Contact Lens With Built-In Zoom Designed To Treat Macular Degeneration; Are Wink-Controlled Lenses The Future Of Eyewear?
Contact lenses with a built-in zoom may change the future of vision. An international team of researchers developed contact lenses zooming capablities and presented the futuristic device at the American Association for the Advancement of Science's (AAAS) annual meeting in California on Friday.
The first lens prototype was unveiled in 2013, but it has been significantly improved since then, and now comes with smart glasses. The 1.55-millimeter-thick contact lens contains a tiny reflective telescope, which is activated by a single wink of the eye. It looks like something out of a sci-fi movie or futuristic James Bond sequel.
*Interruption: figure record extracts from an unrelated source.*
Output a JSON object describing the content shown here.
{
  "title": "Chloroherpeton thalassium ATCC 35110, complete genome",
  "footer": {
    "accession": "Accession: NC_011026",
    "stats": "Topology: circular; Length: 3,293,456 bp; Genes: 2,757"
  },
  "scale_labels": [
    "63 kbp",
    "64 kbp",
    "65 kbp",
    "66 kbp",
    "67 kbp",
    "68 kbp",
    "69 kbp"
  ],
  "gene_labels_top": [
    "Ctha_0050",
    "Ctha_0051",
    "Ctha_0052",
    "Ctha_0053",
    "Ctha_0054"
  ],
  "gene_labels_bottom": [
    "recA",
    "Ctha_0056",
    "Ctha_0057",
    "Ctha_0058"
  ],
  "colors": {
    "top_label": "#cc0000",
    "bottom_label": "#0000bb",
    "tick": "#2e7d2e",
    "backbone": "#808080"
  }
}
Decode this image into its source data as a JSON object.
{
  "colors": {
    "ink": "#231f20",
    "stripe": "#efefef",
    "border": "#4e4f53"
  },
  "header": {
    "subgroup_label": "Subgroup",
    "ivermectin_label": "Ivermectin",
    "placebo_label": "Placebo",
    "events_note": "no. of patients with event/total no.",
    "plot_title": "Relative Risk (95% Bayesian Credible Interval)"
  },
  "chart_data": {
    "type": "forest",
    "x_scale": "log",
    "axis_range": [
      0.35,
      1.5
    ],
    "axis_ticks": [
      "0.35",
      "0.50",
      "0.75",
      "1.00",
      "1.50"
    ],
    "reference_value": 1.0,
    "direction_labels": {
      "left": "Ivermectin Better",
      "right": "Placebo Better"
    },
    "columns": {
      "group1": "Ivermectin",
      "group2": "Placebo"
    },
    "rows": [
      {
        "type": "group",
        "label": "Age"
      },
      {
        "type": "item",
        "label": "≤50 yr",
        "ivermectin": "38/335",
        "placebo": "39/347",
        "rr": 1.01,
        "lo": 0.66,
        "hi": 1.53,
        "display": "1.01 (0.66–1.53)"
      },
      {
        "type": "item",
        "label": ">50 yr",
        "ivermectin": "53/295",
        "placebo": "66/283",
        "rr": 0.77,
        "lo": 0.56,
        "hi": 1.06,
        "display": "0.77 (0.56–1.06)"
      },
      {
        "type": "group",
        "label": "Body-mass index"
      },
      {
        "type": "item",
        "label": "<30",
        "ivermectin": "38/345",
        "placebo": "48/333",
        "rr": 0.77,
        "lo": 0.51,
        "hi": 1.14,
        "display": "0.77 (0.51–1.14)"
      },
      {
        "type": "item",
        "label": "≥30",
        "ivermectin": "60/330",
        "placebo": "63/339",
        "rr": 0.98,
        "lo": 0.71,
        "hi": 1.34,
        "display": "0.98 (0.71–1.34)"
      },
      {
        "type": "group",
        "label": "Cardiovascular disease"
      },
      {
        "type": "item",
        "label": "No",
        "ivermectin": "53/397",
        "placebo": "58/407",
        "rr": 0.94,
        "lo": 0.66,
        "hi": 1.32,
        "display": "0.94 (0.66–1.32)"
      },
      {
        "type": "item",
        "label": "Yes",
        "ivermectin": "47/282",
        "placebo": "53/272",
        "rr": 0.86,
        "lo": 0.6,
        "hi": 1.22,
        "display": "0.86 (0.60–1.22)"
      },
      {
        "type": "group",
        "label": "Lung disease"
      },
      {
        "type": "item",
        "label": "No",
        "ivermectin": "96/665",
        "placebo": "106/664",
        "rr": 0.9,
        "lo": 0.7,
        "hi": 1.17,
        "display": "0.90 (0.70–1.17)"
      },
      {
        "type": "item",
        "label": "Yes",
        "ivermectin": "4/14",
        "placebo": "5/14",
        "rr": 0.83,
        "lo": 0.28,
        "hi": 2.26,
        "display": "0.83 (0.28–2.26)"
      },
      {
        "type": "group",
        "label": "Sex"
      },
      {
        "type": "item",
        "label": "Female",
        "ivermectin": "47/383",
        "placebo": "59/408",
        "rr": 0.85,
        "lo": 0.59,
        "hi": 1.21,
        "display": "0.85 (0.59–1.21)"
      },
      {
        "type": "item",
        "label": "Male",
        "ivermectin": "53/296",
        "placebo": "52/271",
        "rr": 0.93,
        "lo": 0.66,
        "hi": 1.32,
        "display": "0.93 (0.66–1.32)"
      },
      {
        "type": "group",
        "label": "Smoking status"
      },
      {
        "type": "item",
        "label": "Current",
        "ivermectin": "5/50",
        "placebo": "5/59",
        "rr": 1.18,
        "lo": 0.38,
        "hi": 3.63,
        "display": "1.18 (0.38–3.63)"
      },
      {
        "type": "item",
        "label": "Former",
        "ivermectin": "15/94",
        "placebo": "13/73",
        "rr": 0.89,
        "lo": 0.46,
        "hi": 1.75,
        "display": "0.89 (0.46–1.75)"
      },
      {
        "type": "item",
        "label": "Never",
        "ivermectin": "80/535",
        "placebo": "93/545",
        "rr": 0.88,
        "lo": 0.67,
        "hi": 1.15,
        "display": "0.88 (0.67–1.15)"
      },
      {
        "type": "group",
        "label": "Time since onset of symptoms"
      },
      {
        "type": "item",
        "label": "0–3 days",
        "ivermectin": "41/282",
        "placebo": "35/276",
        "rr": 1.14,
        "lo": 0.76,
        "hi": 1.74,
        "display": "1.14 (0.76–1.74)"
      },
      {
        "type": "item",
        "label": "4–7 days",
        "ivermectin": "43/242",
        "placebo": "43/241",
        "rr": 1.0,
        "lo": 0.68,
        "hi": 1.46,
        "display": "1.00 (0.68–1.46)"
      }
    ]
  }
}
When light hits the lens, small mirrors bounce light around and change how the user perceives the size of objects, magnifying the entire view. The researchers compared it to looking through low-level magnification binoculars. The lenses only work with smart glasses that respond to the wearer’s winks — the right eye to turn on the zoom and the left eye to deactivate it, bringing it back to a normal visual level. The glasses send images to the retina through hundreds of nerves, which convert light into electric impulses. The moment the signals are converted and transmitted to the brain, the user is able to “see.”
The Future Of Vision
"We think these lenses hold a lot of promise for low vision and age-related macular degeneration,"said the team’s presenter Eric Tremblay, from the Ecole Polytechnique Federale de Lausanne in Switzerland, in a press release. "At this point this is still research, but we are hopeful it will eventually become a real option for people with AMD."
Age-related macular degeneration (AMD), a vision disorder that affects older people, is the leading cause of vision loss for people aged 50 and older, according to the National Eye Institute. As people age, some experience damage to the macula, which is the tiny spot in the back of the eye responsible for seeing fine detail and color. AMD doesn’t lead to complete blindness, but it does severely impair a person’s ability to see, eventually interfering with facial recognition, driving, reading, writing, cooking, and other tasks.
The new device, which researchers called “a huge leap forward” has the power to magnify objects up to 2.8 times. The Pentagon funded the research, but not with elderly peoples' eyesight in mind. They were originally designed to serve as a form of bionic vision for soldiers, but have since become a revolutionary treatment solution for a rapidly growing older population. Because it was first designed with the intent of helping American soldiers, the cost of the zoom-in lens for the average person will need to be considerably lowered in order to make it not only wearable but also affordable.
"It's very important and hard to strike a balance between function and the social costs of wearing any kind of bulky visual device," Tremblay said. "There is a strong need for something more integrated, and a contact lens is an attractive direction."
The idea of zoom-in lenses isn’t unique to this research team’s efforts, however older models required users to tilt their heads or position their eyes to activate the magnification. Other visual aid inventions that were presented at the AAAS conference were said to have the potential to help 285 million people with vision impairments throughout the world. The team's goal is to begin clinical trials by 2016 in collaboration with Paris-based Pixium Vision.
"Our chips are already working well in animals," said researcher Daniel Palanker of Stanford University in California. The team has already been able to restore vision in blind rats about halfway, which is good progress considering "there is currently no solution for patients with macular degeneration.”